Rule ID
SV-274528r1143554_rule
Version
V1R1
CCIs
CCI-000130
The API must audit authentication and authorization information to ensure proper security, accountability, and compliance. Auditing authentication and authorization events allows the API to track and log who accessed the system, what resources were accessed, and whether the user had the appropriate permissions. This is crucial for detecting unauthorized access, preventing privilege escalation, and identifying potential security threats, such as brute force attacks or credential theft. Auditing also provides a record of actions for accountability, helping to monitor user activity and ensuring that sensitive data or actions are only accessible to authorized individuals.

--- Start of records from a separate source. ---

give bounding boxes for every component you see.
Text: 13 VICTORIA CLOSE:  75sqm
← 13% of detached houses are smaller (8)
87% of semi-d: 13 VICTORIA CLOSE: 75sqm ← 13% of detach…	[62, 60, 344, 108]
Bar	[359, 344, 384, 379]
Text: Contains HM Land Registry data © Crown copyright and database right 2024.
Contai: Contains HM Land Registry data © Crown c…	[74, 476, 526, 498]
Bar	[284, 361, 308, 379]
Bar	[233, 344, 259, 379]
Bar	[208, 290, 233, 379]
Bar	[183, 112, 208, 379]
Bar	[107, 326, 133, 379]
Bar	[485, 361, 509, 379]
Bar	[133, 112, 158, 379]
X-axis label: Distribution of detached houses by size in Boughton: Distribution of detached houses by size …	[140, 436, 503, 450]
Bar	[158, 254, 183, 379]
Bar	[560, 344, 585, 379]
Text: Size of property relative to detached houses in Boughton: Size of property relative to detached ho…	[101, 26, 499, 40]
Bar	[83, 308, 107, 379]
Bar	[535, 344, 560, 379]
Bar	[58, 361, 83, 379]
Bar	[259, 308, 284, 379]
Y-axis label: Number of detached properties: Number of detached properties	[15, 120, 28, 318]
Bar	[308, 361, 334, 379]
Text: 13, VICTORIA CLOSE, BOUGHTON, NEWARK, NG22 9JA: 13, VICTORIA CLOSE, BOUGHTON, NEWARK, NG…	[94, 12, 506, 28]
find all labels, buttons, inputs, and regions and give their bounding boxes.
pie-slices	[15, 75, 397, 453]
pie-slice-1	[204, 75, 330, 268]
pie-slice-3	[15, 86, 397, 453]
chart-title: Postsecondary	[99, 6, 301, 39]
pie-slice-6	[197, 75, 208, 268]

Verify the API generates audit records of what type of events occurred. 1. Confirm audit logging is enabled for authentication and authorization events. This includes both successful and failed authentication attempts, as well as the authorization decisions (e.g., whether a user is granted or denied access). 2. Verify the logs capture relevant authentication and authorization details. 3. After performing tests, review the logs for entries related to authentication and authorization. Ensure that logs contain the appropriate level of detail (e.g., timestamps, user IDs, status codes). If the API does not audit authentication and authorization information, this is a finding.
Build or configure the API to log authentication and authorization events, including the appropriate level of detail (e.g., timestamps, user IDs, status codes).